Taking responsibility for an agent-Neutral-Reason-responsive AI
Reasons may be motivational or normative. Motivational reasons are the reasons why an agent acted, and normative reasons are the reasons that justify an action morally or rationally. We are interested in having an AI system track normative reasons. However, distinguishing normative from motivational reasons requires a normative theory and is not directly possible for the system.
Another issue is that Fisher and Raviza’s conditions of responsibility were originally defined for humans (not AI systems). Since they are defined for humans, they have assumptions that are not necessarily present in the use of artificial intelligence (AI). For example, it is assumed that when humans are responsible for their actions, not only the decision mechanism but also the reasons to which the decision mechanism responds are the agent’s own.
This is crucial because, as I have argued when we attribute responsibility to AI systems (following the approach of Santoni De Sio and van den Hoven), the assumption that reasons belong to certain human agents is not necessarily true.
Such an assumption has also been challenged by others in recent years, including in the argument presented by Veluwenkamp (2022). He argues that being reason-responsive is incompatible with moral theories that consider agent-neutral normative reasons. To this end, he distinguishes between agent-dependent reasons and agent-neutral reasons. Then he argues that tracking is important in establishing who is responsible, and if all reasons are agent-neutral, tracking cannot play its role. He concludes that if normative reasons are agent-neutral, then not all reasons traced will be normative.
Veluwenkamp’s argument, by applying agent-neutral and agent-dependent division in Santoni de Sio and Van Den Hoven’s MHC conditions, implicitly emphasizes that it is possible for a mechanism to track reasons that do not belong to the agent(s) that are supposed to be responsible. This conflicts with the assumption that reasons always belong to the agent.
Although it has been claimed that the tracing condition requires the reasons being tracked to be partially agent-dependent, the claim does not guarantee the opposite. Tracking reasons does not necessarily require tracing an agent. Therefore, the claim allows the mechanism to track only agent-neutral reasons.

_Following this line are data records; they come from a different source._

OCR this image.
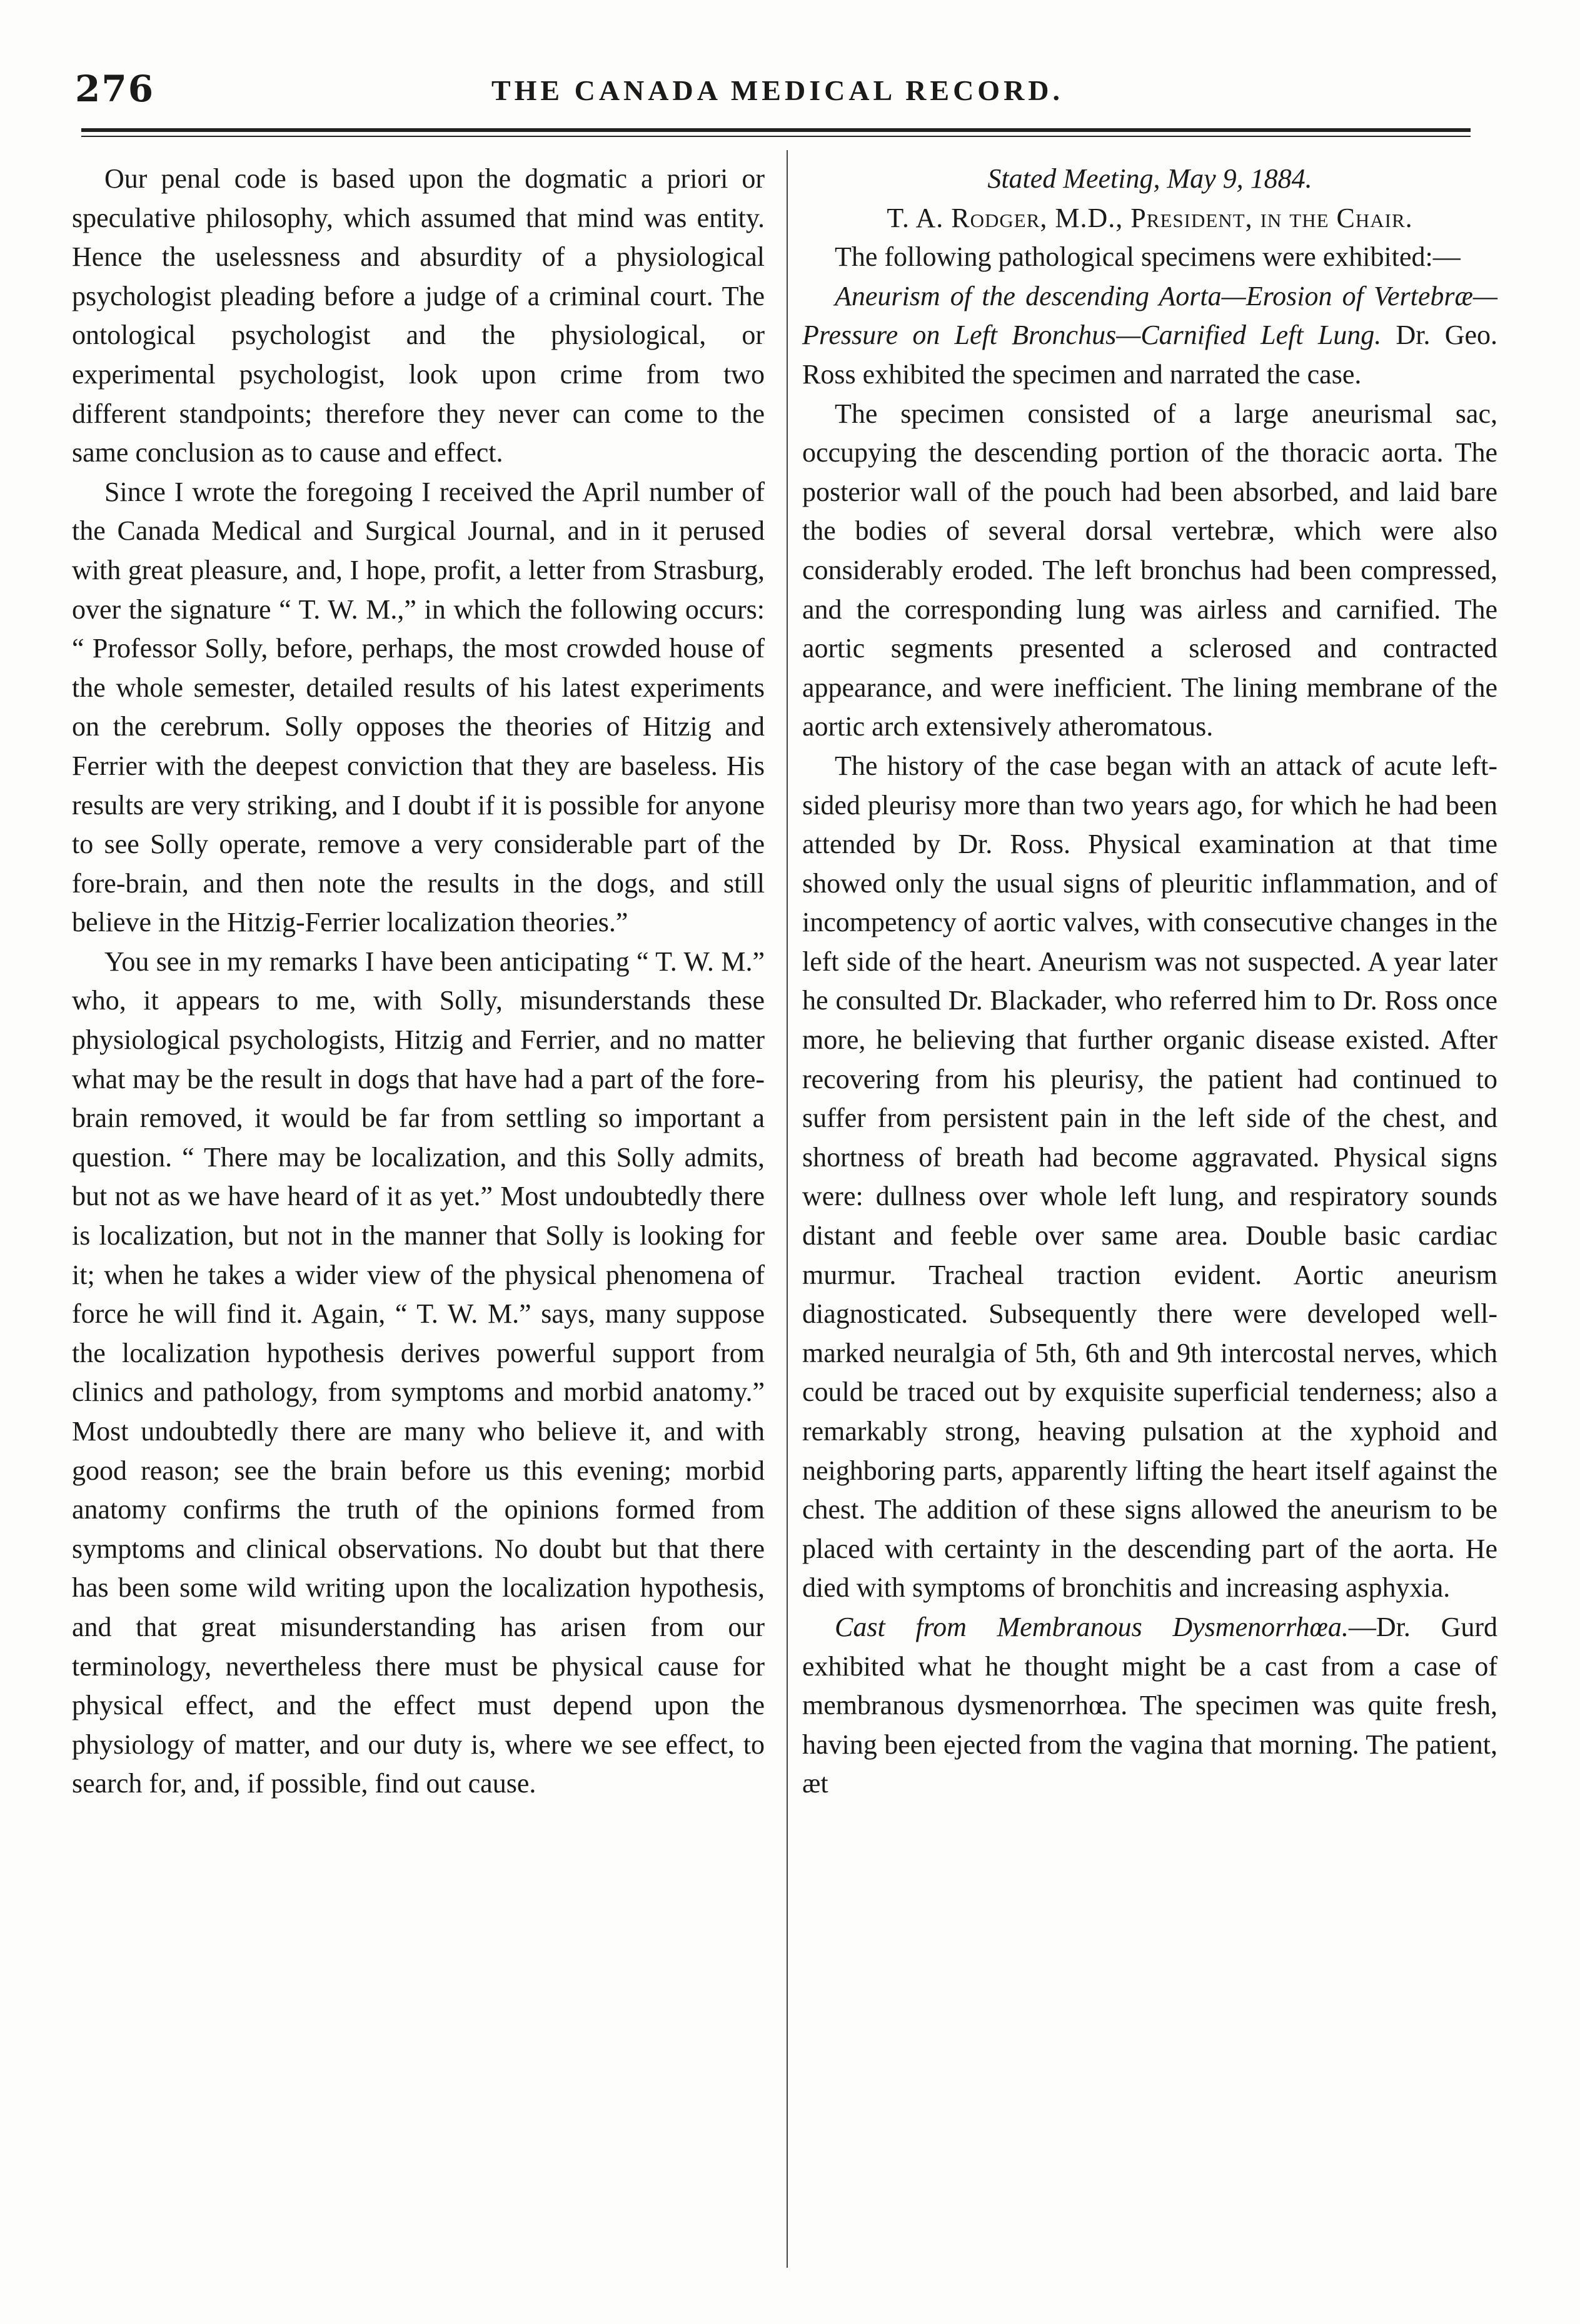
276	THE CANADA MEDICAL RECORD.

Our penal code is based upon the dogmatic a priori or speculative philosophy, which assumed that mind was entity. Hence the uselessness and absurdity of a physiological psychologist pleading before a judge of a criminal court. The ontological psychologist and the physiological, or experimental psychologist, look upon crime from two different standpoints; therefore they never can come to the same conclusion as to cause and effect.

Since I wrote the foregoing I received the April number of the Canada Medical and Surgical Journal, and in it perused with great pleasure, and, I hope, profit, a letter from Strasburg, over the signature “ T. W. M.,” in which the following occurs: “ Professor Solly, before, perhaps, the most crowded house of the whole semester, detailed results of his latest experiments on the cerebrum. Solly opposes the theories of Hitzig and Ferrier with the deepest conviction that they are baseless. His results are very striking, and I doubt if it is possible for anyone to see Solly operate, remove a very considerable part of the fore-brain, and then note the results in the dogs, and still believe in the Hitzig-Ferrier localization theories.”

You see in my remarks I have been anticipating “ T. W. M.” who, it appears to me, with Solly, misunderstands these physiological psychologists, Hitzig and Ferrier, and no matter what may be the result in dogs that have had a part of the fore-brain removed, it would be far from settling so important a question. “ There may be localization, and this Solly admits, but not as we have heard of it as yet.” Most undoubtedly there is localization, but not in the manner that Solly is looking for it; when he takes a wider view of the physical phenomena of force he will find it. Again, “ T. W. M.” says, many suppose the localization hypothesis derives powerful support from clinics and pathology, from symptoms and morbid anatomy.” Most undoubtedly there are many who believe it, and with good reason; see the brain before us this evening; morbid anatomy confirms the truth of the opinions formed from symptoms and clinical observations. No doubt but that there has been some wild writing upon the localization hypothesis, and that great misunderstanding has arisen from our terminology, nevertheless there must be physical cause for physical effect, and the effect must depend upon the physiology of matter, and our duty is, where we see effect, to search for, and, if possible, find out cause.

Stated Meeting, May 9, 1884.

T. A. Rodger, M.D., President, in the Chair.

The following pathological specimens were exhibited:—

Aneurism of the descending Aorta—Erosion of Vertebræ—Pressure on Left Bronchus—Carnified Left Lung. Dr. Geo. Ross exhibited the specimen and narrated the case.

The specimen consisted of a large aneurismal sac, occupying the descending portion of the thoracic aorta. The posterior wall of the pouch had been absorbed, and laid bare the bodies of several dorsal vertebræ, which were also considerably eroded. The left bronchus had been compressed, and the corresponding lung was airless and carnified. The aortic segments presented a sclerosed and contracted appearance, and were inefficient. The lining membrane of the aortic arch extensively atheromatous.

The history of the case began with an attack of acute left-sided pleurisy more than two years ago, for which he had been attended by Dr. Ross. Physical examination at that time showed only the usual signs of pleuritic inflammation, and of incompetency of aortic valves, with consecutive changes in the left side of the heart. Aneurism was not suspected. A year later he consulted Dr. Blackader, who referred him to Dr. Ross once more, he believing that further organic disease existed. After recovering from his pleurisy, the patient had continued to suffer from persistent pain in the left side of the chest, and shortness of breath had become aggravated. Physical signs were: dullness over whole left lung, and respiratory sounds distant and feeble over same area. Double basic cardiac murmur. Tracheal traction evident. Aortic aneurism diagnosticated. Subsequently there were developed well-marked neuralgia of 5th, 6th and 9th intercostal nerves, which could be traced out by exquisite superficial tenderness; also a remarkably strong, heaving pulsation at the xyphoid and neighboring parts, apparently lifting the heart itself against the chest. The addition of these signs allowed the aneurism to be placed with certainty in the descending part of the aorta. He died with symptoms of bronchitis and increasing asphyxia.

Cast from Membranous Dysmenorrhœa.—Dr. Gurd exhibited what he thought might be a cast from a case of membranous dysmenorrhœa. The specimen was quite fresh, having been ejected from the vagina that morning. The patient, æt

So according to the proposed approach, tracking can be realized as a normative reason-responsive mechanism, and it can be completely agent-neutral. In other words, a normative reason-responsive mechanism can be realized without any connection with an agent, and the agent-neutral reason-responsive mechanism, although it does not guarantee to trace an agent, makes the possibility of being only responsive to normative agent-neutral reasons.
I have argued that the possibility of two different interpretations of the historical nature
of responsibility (and indeed the tracing condition) raises the hope that, at least in one interpretation, there is the possibility that an agent-neutral reason-responsive mechanism also has the tracing condition.
It is argued that the relationship between an agent and reasons, (or an agent and a reason-responsive mechanism) can be differently interpreted. In other words, the relationship between a reason-responsive mechanism and an agent can be constructed during the process of “taking responsibility.” So, there should be a social process during which beliefs are constructed in a way that an agent-neutral reason-responsive mechanism becomes an agent’s own.
Conclusion
Although in Fischer and Ravizza’s approach, both the decision mechanism (based on second condition) and the reasons (as a presupposition) are an agent’s own, in the case of autonomous weapons, it can be intuitively assumed that only one of these two (that is, either the decision mechanism, or normative reasons that it tracks) during a process will be an agent’s own, and based on that, the responsibility for the results of using an autonomous AI weapon can be attributed to the agent.
Regarding this, we can expect that the two conditions of Santoni de Sio and van den Haven will be fulfilled, without the reasons used going beyond the normative reasons (which are the reasons justifying actions based on a moral theory).